To answer #7, I must use math and relativity (leaving the B-level of the thread). The point is that there are two invariants you can build from the electromagnetic-field components. In Gaussian units they are given by ##\vec{E}^2-\vec{B}^2## and by ##\vec{E} \cdot \vec{B}##. Written in manifestly covariant form in terms of the Faraday tensor they are ##F_{\mu \nu} F^{\mu \nu}## and ##\epsilon_{\mu \nu \rho \sigma} F^{\mu \nu} F^{\rho \sigma}##, showing that both field combinations are scalars under proper orthochronous Lorentz transformations and the first a scalar and the second a pseudoscalar under space reflections.

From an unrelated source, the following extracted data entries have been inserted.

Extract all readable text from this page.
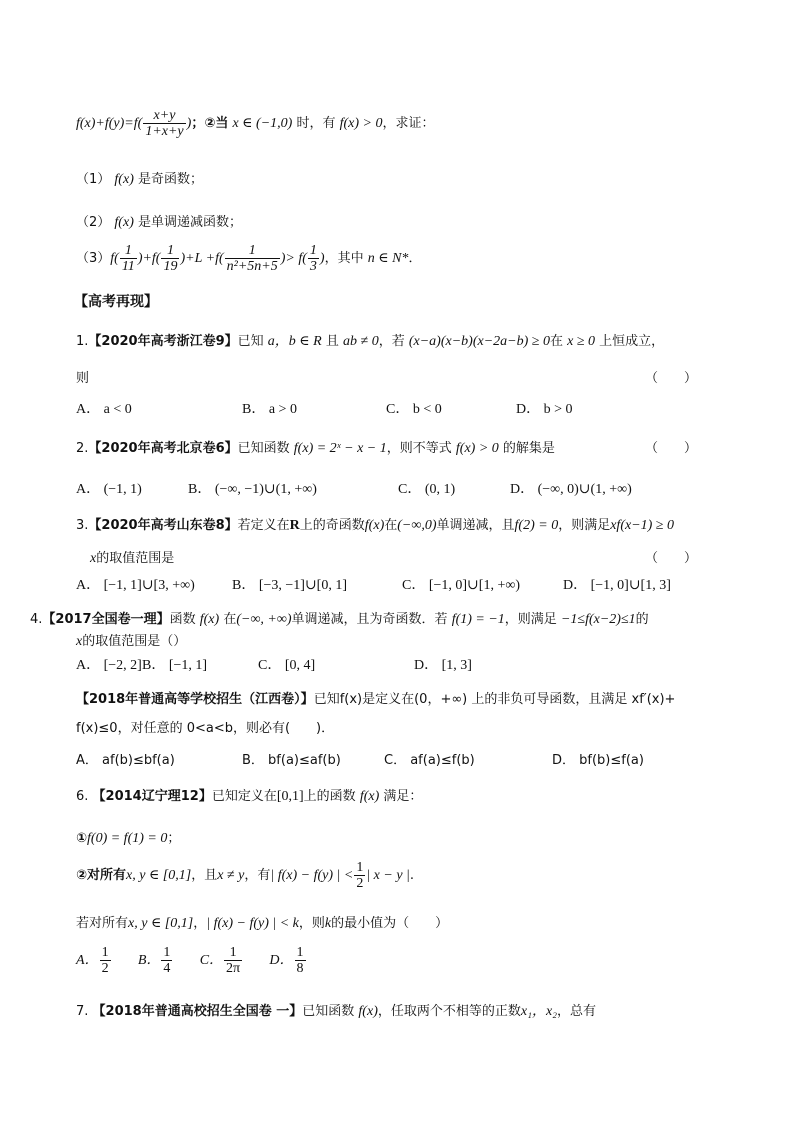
$f(x)+f(y)=f( \frac{x+y}{1+x+y}$ )；②当 x ∈ (−1,0) 时，有 f(x) > 0，求证：
（1） f(x) 是奇函数；
（2） f(x) 是单调递减函数；
$(3)f( \frac{1}{11} )+f( \frac{1}{19} )+L +f( \frac{1}{\text{n²+5n+5}}$ )> $f( \frac{1}{3}$ )，其中 n ∈ N*．
【高考再现】
1.【2020年高考浙江卷9】已知 a，b ∈ R 且 ab ≠ 0，若 (x−a)(x−b)(x−2a−b) ≥ 0在 x ≥ 0 上恒成立，
则	（　　）
A． a < 0	B． a > 0	C． b < 0	D． b > 0
2.【2020年高考北京卷6】已知函数 f(x) = 2ˣ − x − 1，则不等式 f(x) > 0 的解集是	（　　）
A． (−1, 1)	B． (−∞, −1)∪(1, +∞)	C． (0, 1)	D． (−∞, 0)∪(1, +∞)
3.【2020年高考山东卷8】若定义在R上的奇函数f(x)在(−∞,0)单调递减，且f(2) = 0，则满足xf(x−1) ≥ 0
x的取值范围是	（　　）
A． [−1, 1]∪[3, +∞)	B． [−3, −1]∪[0, 1]	C． [−1, 0]∪[1, +∞)	D． [−1, 0]∪[1, 3]
4.【2017全国卷一理】函数 f(x) 在(−∞, +∞)单调递减，且为奇函数．若 f(1) = −1，则满足 −1≤f(x−2)≤1的
x的取值范围是（）
A． [−2, 2] B． [−1, 1]	C． [0, 4]	D． [1, 3]
【2018年普通高等学校招生（江西卷）】已知f(x)是定义在(0，+∞) 上的非负可导函数，且满足 xf′(x)+
f(x)≤0，对任意的 0<a<b，则必有(　　)．
A． af(b)≤bf(a)	B． bf(a)≤af(b)	C． af(a)≤f(b)	D． bf(b)≤f(a)
6. 【2014辽宁理12】已知定义在[0,1]上的函数 f(x) 满足：
①f(0) = f(1) = 0；
②对所有x, y ∈ [0,1]，且x ≠ y，有| f(x) − f(y) | < $\frac{1}{2}$ | x − y |.
若对所有x, y ∈ [0,1]，| f(x) − f(y) | < k，则k的最小值为（　　）
A． $\frac{1}{2}$ B． $\frac{1}{4}$ C． $\frac{1}{2\pi}$ D． $\frac{1}{8}$
7. 【2018年普通高校招生全国卷 一】已知函数 f(x)，任取两个不相等的正数x₁，x₂，总有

Anyway, for a plane-wave mode of a free electromagnetic field (which is not existing in nature but can be used to build true fields in terms of Fourier series and/or integrals) you have ##\vec{E} \cdot \vec{B}=0## and ##\vec{E}^2-\vec{B}^2=0##. The first equation says that electric and magnetic field are always perpendicular to each other and the second that they have the same magnitude. These fields are never static, because if you set ##\omega=0##, which means static a static field, in your plane-wave ansatz to solve the free Maxwell you automatically get also ##\vec{k}=0## and finally ##\vec{E}=\vec{B}=0##. This shows that the free plane waves are distinct from the stationary fields associated with stationary charge-current distributions (also in the part of space, where no charges are present).